Morel wanted to know if Alpine Drug Mart would be making money from the flu clinics; others didn’t think it was a profitable exercise for the business. A motion to allow the use of the hall without rental fees, and the city covering the janitorial fees and posting the information on the City’s sign board; the motion CARRIED unanimously.
Member Reports: selected highlights
Lewis moved that staff look at ways to tie variance approvals to improving energy efficiency, or making other improvements in the proposed building projects; the motion CARRIED unanimously.
Morel provided reports on the Regional District of Kootenay Boundary (RDKB), parts of which were supplied by Nightingale and Moore. The RDKB is seeking grants to help with the wastewater treatment upgrade for the “Columbia Pollution Control Centre” (CPCC), and has created an infographic (below) to help publicize the many benefits of the upgrade, both local and international. The accompanying texts points out, inter alia, “Upgrades to the CPCC from primary to secondary sewage treatment are of vital importance to Columbia River ecosystems and to tens of thousands of residents as well as to First Nations on both sides of the Canada-US border.”

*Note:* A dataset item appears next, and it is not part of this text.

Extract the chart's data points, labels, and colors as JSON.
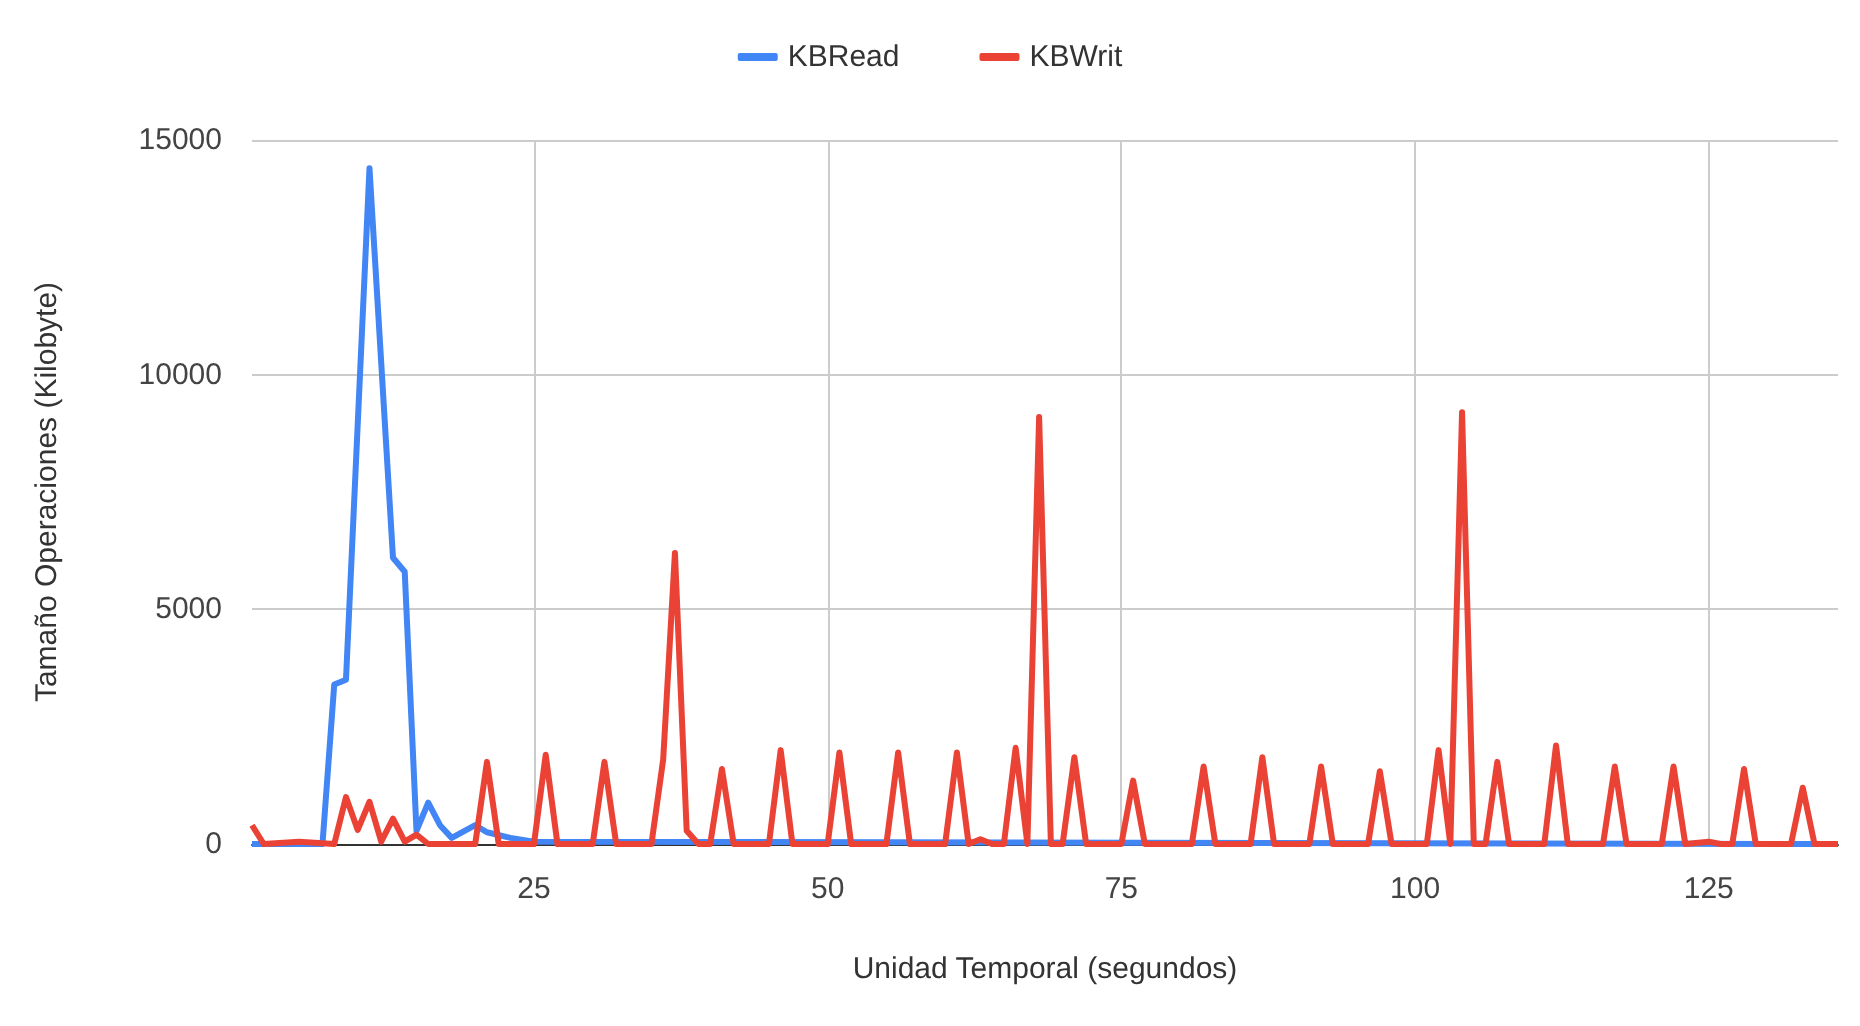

(Report continues below graphic)
Nightingale reported that the Mid-town transition team is focusing on reducing energy requirements, and looking for additional grants to reduce costs.
Moore drafted a letter to the Union of BC Municipalities suggesting improvements for the next “virtual” meeting, a letter of support for a funding application by the Interior Medical Transport Society(IMTS) seeking funding to reduce their charges for transporting patients to and from distant medical appointments or facilities; and a letter supporting an application for funding by the Kootenay Columbia Trails Society to upgrade the existing Aqueduct ski trail for summer use. Motions to approve and send each letter CARRIED unanimously.
Moore had participated in the Fruitvale to Rossland highway clean-up, and reported that the effort collected “tons of Macdonald’s trash.”
Council then recessed to an in camera session, and your reporter packed up and walked home in the surprisingly warm evening, admiring the waning gibbous moon in all its peach-coloured glory in the eastern sky and the various visible stars twinkling overhead, and watching for bears, who were all somewhere else.